Traders identify situations where the same asset is priced differently in separate markets due to factors like exchange rates, supply and demand imbalances, or inefficiencies.

They execute rapid transactions to exploit these price differences.

For example, if a stock is undervalued on one exchange compared to another, a trader can buy it at the lower price and sell it at the higher price, locking in a profit.

Arbitrage example

Consider TD Bank (TD), which is listed on both the Toronto Stock Exchange (TSX) and the New York Stock Exchange (NYSE).

Assume TD stock trades at \$63.50 CAD on the TSX and \$47.00 USD on the NYSE. The USD/CAD exchange rate is \$1.37 (meaning one USD equals \$1.37 CAD). Calculating the equivalent value, each share should be \$64.39 CAD on the TSX.
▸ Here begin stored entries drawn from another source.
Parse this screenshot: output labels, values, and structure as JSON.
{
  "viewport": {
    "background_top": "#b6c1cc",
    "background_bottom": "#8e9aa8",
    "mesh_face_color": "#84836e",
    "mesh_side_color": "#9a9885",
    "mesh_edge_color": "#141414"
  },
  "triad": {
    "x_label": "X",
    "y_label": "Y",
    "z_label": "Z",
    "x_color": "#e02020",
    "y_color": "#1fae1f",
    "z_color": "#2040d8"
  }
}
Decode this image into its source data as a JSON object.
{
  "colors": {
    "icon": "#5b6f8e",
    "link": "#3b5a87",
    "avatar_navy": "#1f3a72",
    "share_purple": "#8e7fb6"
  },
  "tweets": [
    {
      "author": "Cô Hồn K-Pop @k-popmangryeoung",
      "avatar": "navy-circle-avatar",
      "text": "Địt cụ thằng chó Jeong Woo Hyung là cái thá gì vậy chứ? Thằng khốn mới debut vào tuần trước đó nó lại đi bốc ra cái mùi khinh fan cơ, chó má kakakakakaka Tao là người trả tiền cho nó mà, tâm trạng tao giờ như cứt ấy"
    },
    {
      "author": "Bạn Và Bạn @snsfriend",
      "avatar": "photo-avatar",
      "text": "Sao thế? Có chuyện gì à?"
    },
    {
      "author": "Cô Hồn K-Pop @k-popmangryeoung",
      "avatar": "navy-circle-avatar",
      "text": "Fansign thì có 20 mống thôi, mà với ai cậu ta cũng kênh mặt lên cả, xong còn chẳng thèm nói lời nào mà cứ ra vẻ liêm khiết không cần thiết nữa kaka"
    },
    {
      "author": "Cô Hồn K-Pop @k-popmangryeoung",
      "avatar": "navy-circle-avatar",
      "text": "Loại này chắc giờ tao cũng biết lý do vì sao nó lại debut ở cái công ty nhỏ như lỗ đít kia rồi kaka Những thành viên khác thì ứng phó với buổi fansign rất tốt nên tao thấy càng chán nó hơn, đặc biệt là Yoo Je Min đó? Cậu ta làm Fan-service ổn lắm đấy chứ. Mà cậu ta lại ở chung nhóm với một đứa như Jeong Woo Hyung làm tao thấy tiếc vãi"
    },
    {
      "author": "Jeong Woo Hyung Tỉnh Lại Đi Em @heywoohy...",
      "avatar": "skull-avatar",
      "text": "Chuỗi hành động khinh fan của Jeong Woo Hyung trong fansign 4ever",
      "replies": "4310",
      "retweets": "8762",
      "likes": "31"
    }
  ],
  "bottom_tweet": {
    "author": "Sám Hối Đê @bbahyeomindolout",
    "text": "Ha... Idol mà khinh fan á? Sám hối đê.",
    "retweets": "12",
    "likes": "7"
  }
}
If a trader buys TD shares on the TSX for \$63.50 CAD and simultaneously sells them on the NYSE for \$47.00 USD, they make a profit of \$0.89 per share (\$64.39 – \$63.50) after accounting for the exchange rate.

Is arbitrage profitable?

Arbitrage can be profitable, but it depends on several factors. Let’s explore them:

• Market efficiency. The profitability of arbitrage hinges on market efficiency. In highly efficient markets, price discrepancies are minimal and quickly corrected. In less efficient markets, opportunities for arbitrage may arise due to delayed information dissemination or other inefficiencies.
• Transaction costs. Even if price differences exist, transaction costs (such as fees, commissions, and exchange charges) can erode profits. Traders must consider these costs when evaluating potential arbitrage opportunities.
• Speed and timing. Successful arbitrage requires swift execution. Prices can change rapidly, so timing matters. High-frequency trading firms use advanced algorithms to capitalize on split-second opportunities.
• Risk. Arbitrage is generally considered low-risk, but it’s not risk-free. Market conditions can shift unexpectedly, leading to losses. Currency risk (exchange rate fluctuations) is also a factor in cross-border arbitrage.

Remember that while this strategy can yield profits, it requires vigilance, risk management, and understanding of the specific market conditions.